New Numerical Methods for Hamilton-Jacobi and Liouville Equations; Their Applications to Geometrical Optics, Wave Propagation and Travel-time Tomography

Hamilton-Jacobi 和 Liouville 方程的新数值方法；

• 批准号: 0542174
• 负责人: Jianliang Qian
• 金额: $ 9.1万
• 依托单位: Wichita State University
• 依托单位国家: 美国
• 项目类别: Standard Grant
• 财政年份: 2005
• 资助国家: 美国
• 起止时间: 2005-08-01 至 2007-11-30
• 项目状态: 已结题
• 来源: https://www.nsf.gov/awardsearch/showAward?AWD_ID=0542174&HistoricalAwards=false
• 关键词: New; Numerical; Methods; Hamilton; Jacobi

The investigator develops novel and efficient numericalmethods for Hamilton-Jacobi and Liouville equations. These equations arisefrom seismic wave propagation, geometrical optics, optimal control,travel-time tomography, medical imaging, computer vision, and materialsciences. His previous works on computing viscosity solutions andmultivalued solutions of Hamilton-Jacobi equations lead him to developmore powerful and efficient numerical methodsfor solving these equations and incorporate these new methodsinto seismic modeling and inversion, as well as other possibleapplications. Problems under consideration include continued developmentof adaptive eikonal solvers for three-dimensional isotropic andanisotropic media; fast sweeping methods for stationary Hamilton-Jacobiequations on unstructured meshes; extending slowness matching methods togeneral Hamilton-Jacobi equations for computing multivalued solutions; andapplications of paraxial Liouville equations for geometrical optics, wavepropagation and transmission tomography.This investigation advances the state-of-the-art in geometrical optics,wave propagation and seismic travel-time tomography.These fields and applications are of great strategic value in the US oiland gas industry, in environmental sciences, and in medical imaging.Recently, for example, the price of gasoline soared dramatically in theUnited States. One way to reduce the cost of production of oil involveslowering drilling costs by advancing the seismic data processingtechniques that oil companies use to find good drilling sites. Theinvestigator's new methods expedite routine data processing, provide newtools for exploration geophysicists to use for ground-breakingapplications, and enable substantial cost savings in seismic explorations,as the speed and reliability of the underlying computational engine allows``rig-site'' adjustments to both seismic survey and drilling decisions.
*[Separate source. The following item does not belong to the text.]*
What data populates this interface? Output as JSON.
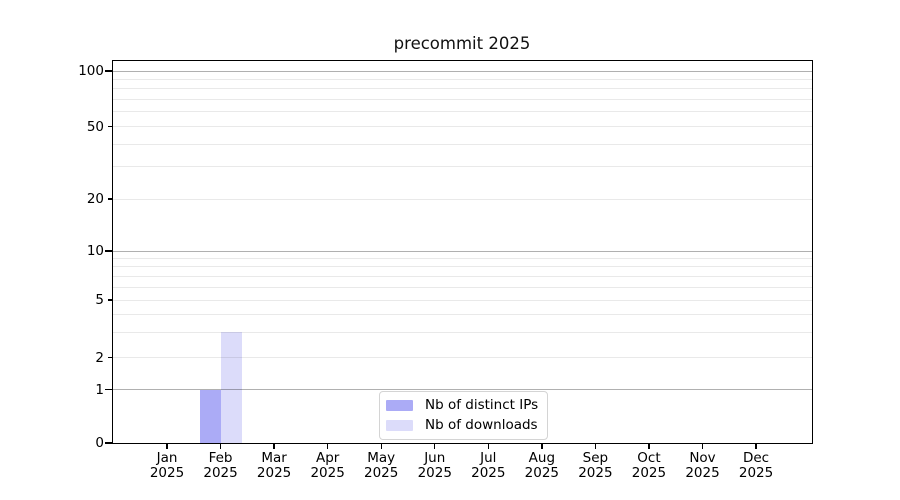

研究者为Hamilton-Jacobi和Liouville方程开发了新颖有效的数值方法。这些方程来自地震波传播、几何光学、最优控制、旅行时断层扫描、医学成像、计算机视觉和材料科学。他以前在计算粘度解和Hamilton-Jacobi方程的多值解方面的工作使他开发了更强大和有效的数值方法来解决这些方程，并将这些新方法纳入地震建模和反演，以及其他可能的应用。正在考虑的问题包括三维各向同性和各向异性介质的自适应正交解的持续发展；非结构网格上平稳hamilton - jacobe方程组的快速扫描方法将慢度匹配方法推广到一般Hamilton-Jacobi方程求解多值解；近轴刘维尔方程在几何光学、波传播和透射层析成像中的应用。这项研究推进了几何光学、波传播和地震走时层析成像技术的发展。这些领域和应用在美国石油和天然气工业、环境科学和医学成像方面具有重要的战略价值。例如，最近美国的汽油价格急剧飙升。降低石油生产成本的一种方法是通过提高地震数据处理技术来降低钻井成本，石油公司利用地震数据处理技术来寻找好的钻井地点。研究人员的新方法加快了常规数据处理，为勘探地球物理学家提供了用于突破性应用的新工具，并在地震勘探中节省了大量成本，因为底层计算引擎的速度和可靠性允许“钻机现场”调整地震调查和钻井决策。